Con oltre 930km percorsi con una sola ricarica, la Polestar 3 Long Range single motor ha riscritto la storia dell’autonomia elettrica. Il SUV svedese ha infatti completato un viaggio lunghissimo sulle strade del Regno Unito, stabilendo un nuovo Guinness World Record. Si tratta di un risultato superiore ai dati di omologazione ufficiali, che indicavano un’autonomia WLTP di 706km.

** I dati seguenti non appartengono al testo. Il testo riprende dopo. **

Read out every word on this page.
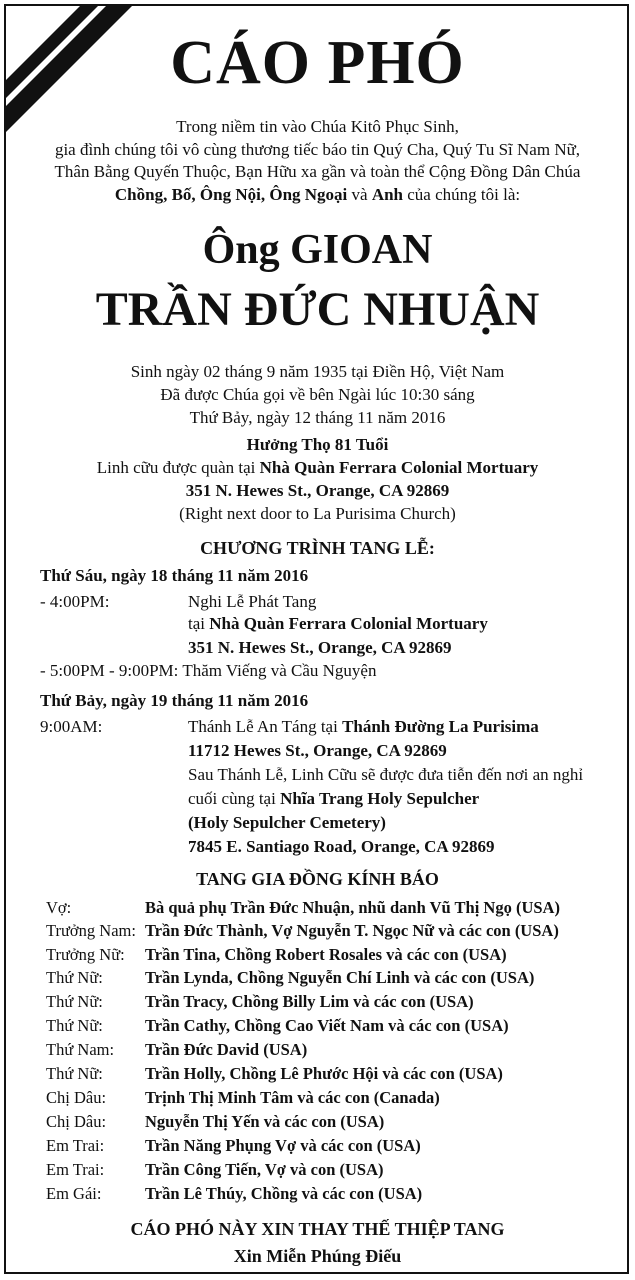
CÁO PHÓ
Trong niềm tin vào Chúa Kitô Phục Sinh,
gia đình chúng tôi vô cùng thương tiếc báo tin Quý Cha, Quý Tu Sĩ Nam Nữ,
Thân Bằng Quyến Thuộc, Bạn Hữu xa gần và toàn thể Cộng Đồng Dân Chúa
Chồng, Bố, Ông Nội, Ông Ngoại và Anh của chúng tôi là:
Ông GIOAN
TRẦN ĐỨC NHUẬN
Sinh ngày 02 tháng 9 năm 1935 tại Điền Hộ, Việt Nam
Đã được Chúa gọi về bên Ngài lúc 10:30 sáng
Thứ Bảy, ngày 12 tháng 11 năm 2016
Hưởng Thọ 81 Tuổi
Linh cữu được quàn tại Nhà Quàn Ferrara Colonial Mortuary
351 N. Hewes St., Orange, CA 92869
(Right next door to La Purisima Church)
CHƯƠNG TRÌNH TANG LỄ:
Thứ Sáu, ngày 18 tháng 11 năm 2016
- 4:00PM:	Nghi Lễ Phát Tang
tại Nhà Quàn Ferrara Colonial Mortuary
351 N. Hewes St., Orange, CA 92869
- 5:00PM - 9:00PM: Thăm Viếng và Cầu Nguyện
Thứ Bảy, ngày 19 tháng 11 năm 2016
9:00AM:	Thánh Lễ An Táng tại Thánh Đường La Purisima
11712 Hewes St., Orange, CA 92869
Sau Thánh Lễ, Linh Cữu sẽ được đưa tiễn đến nơi an nghỉ
cuối cùng tại Nhĩa Trang Holy Sepulcher
(Holy Sepulcher Cemetery)
7845 E. Santiago Road, Orange, CA 92869
TANG GIA ĐỒNG KÍNH BÁO
Vợ:	Bà quả phụ Trần Đức Nhuận, nhũ danh Vũ Thị Ngọ (USA)
Trưởng Nam: Trần Đức Thành, Vợ Nguyễn T. Ngọc Nữ và các con (USA)
Trưởng Nữ: Trần Tina, Chồng Robert Rosales và các con (USA)
Thứ Nữ:	Trần Lynda, Chồng Nguyễn Chí Linh và các con (USA)
Thứ Nữ:	Trần Tracy, Chồng Billy Lim và các con (USA)
Thứ Nữ:	Trần Cathy, Chồng Cao Viết Nam và các con (USA)
Thứ Nam: Trần Đức David (USA)
Thứ Nữ:	Trần Holly, Chồng Lê Phước Hội và các con (USA)
Chị Dâu: Trịnh Thị Minh Tâm và các con (Canada)
Chị Dâu: Nguyễn Thị Yến và các con (USA)
Em Trai: Trần Năng Phụng Vợ và các con (USA)
Em Trai: Trần Công Tiến, Vợ và con (USA)
Em Gái:	Trần Lê Thúy, Chồng và các con (USA)
CÁO PHÓ NÀY XIN THAY THẾ THIỆP TANG
Xin Miễn Phúng Điếu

La prova, durata quasi ventitré ore, è stata realizzata senza modifiche tecniche, utilizzando un modello di serie equipaggiato con cerchi da 20″ e pneumatici Michelin Sport 4 EV. Alla guida si sono alternati tre piloti, Sam Clarke, Kevin Booker e Richard Parker, che hanno rispettato limiti e condizioni di traffico reali.
Polestar 3: un risultato che cambia la percezione dei SUV elettrici
Tale impresa è stata validata da una giudice del Guinness World Record, Paulina Sapinska, e ha messo in luce non solo l’efficienza del propulsore, ma anche la resistenza della batteria da 111kWh. Curiosamente, il SUV ha percorso ulteriori 13km anche dopo aver segnato lo 0% di carica, raggiungendo comunque la colonnina di ricarica. Questo dettaglio sottolinea come la gestione dell’energia sia stata ottimizzata al massimo. Secondo le stime, il consumo medio è stato di 19,5kWh ogni 160km, con una velocità intorno ai 40km/h.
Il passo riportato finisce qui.